Continuous Process Improvement
Develop and sustain a climate of continuous improvement, which is defined by evidence-based decision-making focused on enriching the student experience.
- The university will establish a process whereby each unit identifies their contribution toward meeting the goals of the strategic plan.
- The university will annually review outcome data and make academic, fiscal and operational decisions based on progress toward meeting the goals of the strategic plan.
- The university will create an annual report of progress toward meeting university goals.
This strategic goal illustrates the huge double standard for accountability that exists at GSU. Senior administrators have virtually no accountability for their performance – as illustrated by the almost complete neglect of this strategic goal over the last 5 years. If faculty and staff failed to deliver an institutional mandate for performance reporting you know their would be swift and severe consequences.
Continuous improvement sounds great, but it is not taking place. Not even sporadic improvement. In fact, what has been happening in the past four years is exactly the opposite. However, this year it is even worse. There is no activity taking place on the third floor a the policy is laissez faire combined with a NO.
This goal contains three elements that have been missed in part or entirely by GSU.
It states that there should be a process for each unit to identify its contribution toward the strategic plan. I think that this falls short because just recognizing contributions means creating a document that says how the unit can potentially contribute to the strategic plan, but not who, when and how. Units need to create plans with specific, time-constrained, and measurable goals and then be held accountable for their performance towards these goals.
The second part relates to an annual review of outcomes so that changes can be made to academic, fiscal, and operational aspects to ensure progress towards the goals of the strategic plan. The first issue with this is that waiting for an entire year to pass, to then collect data to guide future decisions may be a flawed strategy.
Units may not be likely to establish initiatives that traverse the five years of the strategic plan. If a unit has an initiative for year one, and it fails to execute, there is nothing to be done upon review, since the initiative has already concluded (and expended its resources).
The second issue is that our external environment changes more rapidly than once a year, so we should consider a standing committee for institutional strategic plan performance that meets continuously, and that can spot trends that can jeopardize initiatives so that it can take action before failure occurs.
Creating an annual report is another example of producing more documents that nobody will read, except those who have a specific interest in them. We need to look for different ways to communicate our strategic plan and our progress towards its achievement beyond voluminous documents with endless tables and charts.

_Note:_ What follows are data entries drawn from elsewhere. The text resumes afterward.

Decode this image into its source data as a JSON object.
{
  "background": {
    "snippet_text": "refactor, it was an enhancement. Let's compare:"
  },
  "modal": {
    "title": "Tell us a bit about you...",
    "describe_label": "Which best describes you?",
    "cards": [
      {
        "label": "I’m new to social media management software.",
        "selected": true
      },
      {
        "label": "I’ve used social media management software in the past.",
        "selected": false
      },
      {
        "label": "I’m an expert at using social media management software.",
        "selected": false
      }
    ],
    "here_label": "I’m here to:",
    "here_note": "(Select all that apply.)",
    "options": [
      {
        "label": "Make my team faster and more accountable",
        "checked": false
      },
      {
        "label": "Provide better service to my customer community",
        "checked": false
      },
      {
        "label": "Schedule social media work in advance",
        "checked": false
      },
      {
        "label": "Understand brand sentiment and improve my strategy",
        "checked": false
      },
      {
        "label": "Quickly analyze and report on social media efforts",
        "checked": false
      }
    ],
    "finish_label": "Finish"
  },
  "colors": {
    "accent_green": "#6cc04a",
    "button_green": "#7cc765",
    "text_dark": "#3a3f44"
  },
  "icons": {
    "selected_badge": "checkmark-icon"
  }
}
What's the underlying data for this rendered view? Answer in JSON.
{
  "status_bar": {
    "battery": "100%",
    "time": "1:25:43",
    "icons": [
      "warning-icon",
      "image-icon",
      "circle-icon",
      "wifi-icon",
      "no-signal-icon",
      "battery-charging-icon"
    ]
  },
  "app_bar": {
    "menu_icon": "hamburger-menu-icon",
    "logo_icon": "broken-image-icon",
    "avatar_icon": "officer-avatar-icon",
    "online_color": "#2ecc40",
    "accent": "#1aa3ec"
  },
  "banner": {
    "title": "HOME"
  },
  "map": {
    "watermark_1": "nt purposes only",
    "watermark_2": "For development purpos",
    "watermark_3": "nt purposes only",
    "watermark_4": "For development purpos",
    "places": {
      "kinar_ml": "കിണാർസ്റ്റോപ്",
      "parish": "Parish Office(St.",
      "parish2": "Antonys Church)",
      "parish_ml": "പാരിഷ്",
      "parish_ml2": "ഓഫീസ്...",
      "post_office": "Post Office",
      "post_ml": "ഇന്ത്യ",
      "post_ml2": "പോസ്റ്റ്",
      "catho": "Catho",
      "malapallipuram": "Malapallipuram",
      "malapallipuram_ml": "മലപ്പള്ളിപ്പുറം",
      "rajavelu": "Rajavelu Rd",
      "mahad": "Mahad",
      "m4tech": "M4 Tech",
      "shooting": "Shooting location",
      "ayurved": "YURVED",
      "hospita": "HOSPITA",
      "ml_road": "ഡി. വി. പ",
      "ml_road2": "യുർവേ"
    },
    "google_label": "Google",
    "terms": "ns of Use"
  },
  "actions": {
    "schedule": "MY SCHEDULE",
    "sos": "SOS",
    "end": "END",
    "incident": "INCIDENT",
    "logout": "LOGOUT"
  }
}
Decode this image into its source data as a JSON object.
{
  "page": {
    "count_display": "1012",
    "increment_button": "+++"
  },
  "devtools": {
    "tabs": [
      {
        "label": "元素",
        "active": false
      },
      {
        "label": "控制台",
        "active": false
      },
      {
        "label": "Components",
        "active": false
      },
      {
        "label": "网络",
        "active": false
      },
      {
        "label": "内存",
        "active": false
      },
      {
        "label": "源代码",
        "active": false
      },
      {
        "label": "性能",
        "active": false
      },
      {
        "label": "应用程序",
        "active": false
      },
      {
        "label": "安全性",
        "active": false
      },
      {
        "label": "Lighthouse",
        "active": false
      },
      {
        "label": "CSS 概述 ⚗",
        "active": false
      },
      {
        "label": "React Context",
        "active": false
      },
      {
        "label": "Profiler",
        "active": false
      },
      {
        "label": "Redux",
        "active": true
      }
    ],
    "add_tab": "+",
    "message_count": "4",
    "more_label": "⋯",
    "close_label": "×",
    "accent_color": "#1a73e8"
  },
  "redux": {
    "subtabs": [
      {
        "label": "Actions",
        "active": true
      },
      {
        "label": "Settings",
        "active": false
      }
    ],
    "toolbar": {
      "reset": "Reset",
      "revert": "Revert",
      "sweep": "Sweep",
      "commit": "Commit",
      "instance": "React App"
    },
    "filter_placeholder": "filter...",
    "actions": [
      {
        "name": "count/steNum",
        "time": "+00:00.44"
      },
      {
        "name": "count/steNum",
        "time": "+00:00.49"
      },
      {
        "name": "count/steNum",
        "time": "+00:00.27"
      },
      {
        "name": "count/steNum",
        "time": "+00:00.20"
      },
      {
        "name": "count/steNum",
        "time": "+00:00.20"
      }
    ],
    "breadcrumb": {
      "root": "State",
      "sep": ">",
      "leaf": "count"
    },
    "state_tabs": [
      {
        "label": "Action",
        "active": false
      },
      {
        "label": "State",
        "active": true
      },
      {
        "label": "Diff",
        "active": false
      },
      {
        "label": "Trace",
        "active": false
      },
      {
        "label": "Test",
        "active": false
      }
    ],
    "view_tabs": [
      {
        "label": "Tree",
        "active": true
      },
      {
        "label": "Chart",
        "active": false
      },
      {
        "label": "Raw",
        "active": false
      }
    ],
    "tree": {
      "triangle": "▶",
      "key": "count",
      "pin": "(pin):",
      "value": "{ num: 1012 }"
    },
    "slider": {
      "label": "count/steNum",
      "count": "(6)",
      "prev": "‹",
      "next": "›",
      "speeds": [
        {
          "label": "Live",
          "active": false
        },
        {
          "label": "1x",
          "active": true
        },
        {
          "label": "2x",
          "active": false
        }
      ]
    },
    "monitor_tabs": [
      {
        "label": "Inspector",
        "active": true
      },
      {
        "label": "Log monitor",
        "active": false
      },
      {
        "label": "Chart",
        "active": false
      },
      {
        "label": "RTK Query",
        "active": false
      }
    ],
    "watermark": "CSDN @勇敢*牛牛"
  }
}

For strategic planning to work effectively, all members of the organization need to know what it is, what it means, and how they can and must contribute to it. People see the plan published but when they don’t see follow-through the assumption that it is not important, because if it were, then the institution would be monitoring its progress and reviewing it.
We know that the institution’s budget is important because it is closely monitored, reported on, and communicated. It drives many decisions, and people care a great deal about it.
We know that accreditation is important because the institution performs a self-study and assigns substantial resources towards showing evidence that it has met its goals. It is important because it drives a lot of other decisions and so many people follow it and contribute to it.
How do we know that strategic planning is important after the strategic plan is published?
Has the university established a process whereby each unit identifies their contribution toward meeting the goals of the strategic plan? Has there been annual reports of progress toward meeting university goals?
As far as I know, the answer to these questions is ‘no’. If the answer is ‘yes’ then there has been no transparency about this information.
This institution should focus more on executing essential functions effectively and less on generating new ‘big ideas’ that only serve to distract us from achieving our core mission.
Great point. Happy to share how Student Affairs works to put in place what you suggest:
https://www.govst.edu/reachingvision2020/
Thanks Student Affairs. I’m curious whether the report you linked to was one in a series of annual reports or the first report of this type. I’m also curious whether any other department/division/college has a similar report.
I can’t speak to other departments, but the Stragetic Plan supports our institutions efforts. In that same page you will see annual goals (and accompanying results) to support the five year plan. When possible, we align the goals with annual planning and the results with annual performance reviews.